Department of Chemical Engineering, School of Chemistry, University of Murcia, 30071, Murcia, Spain.
Environ Sci Pollut Res Int. 2011 Mar;18(3):436-45. doi: 10.1007/s11356-010-0386-z. Epub 2010 Sep 4.
The change in light intensity that takes place when an ambient air sample is drawn into the detection chamber of a chemiluminescence monitor generates changes in the concentrations of several species, such as NO(2), NO and O(3). Although this phenomenon has been known for several decades, there is still no commonly accepted approach on when or how to correct for it in NO(2) and O(3) readings.

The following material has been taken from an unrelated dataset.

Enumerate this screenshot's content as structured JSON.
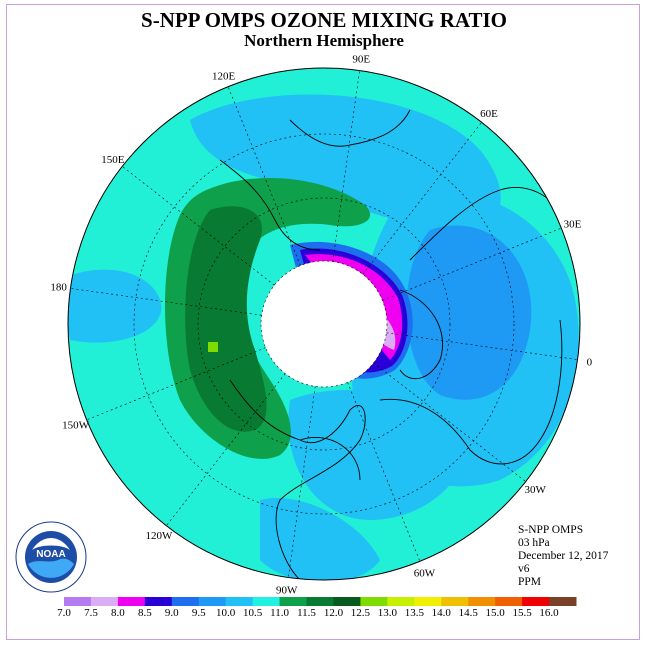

In this work, we have assessed the expanded uncertainty of two chemiluminescence NO( x ) analysers commercially available according to EN 14211:2005, with the aim of establishing the maximum allowable standard uncertainty due to the reaction between NO and O(3) in the sampling system.
Although this maximum allowable uncertainty cannot be a universal value-as it will depend on the performance of each analyser-our results have led us to propose the conservative value of 2%. We have also proposed a methodology for improving data quality which could be easily implemented by those responsible for air quality data validation.
当环境空气样本被吸入化学发光监测器的检测室时,光强度的变化会导致几种物质(如 NO(2)、NO 和 O(3))浓度发生变化。尽管这种现象已经存在了几十年,但对于何时以及如何在 NO(2)和 O(3)读数中进行校正,仍然没有普遍接受的方法。
在这项工作中,我们评估了根据 EN 14211:2005 商业化的两种化学发光 NO(x)分析仪的扩展不确定度,目的是确定由于采样系统中 NO 和 O(3)之间的反应引起的最大允许标准不确定度。
尽管这个最大允许不确定性不能作为一个通用值(因为它将取决于每个分析仪的性能),但我们的结果促使我们提出 2%的保守值。我们还提出了一种提高数据质量的方法,空气质量数据验证的负责人可以很容易地实施该方法。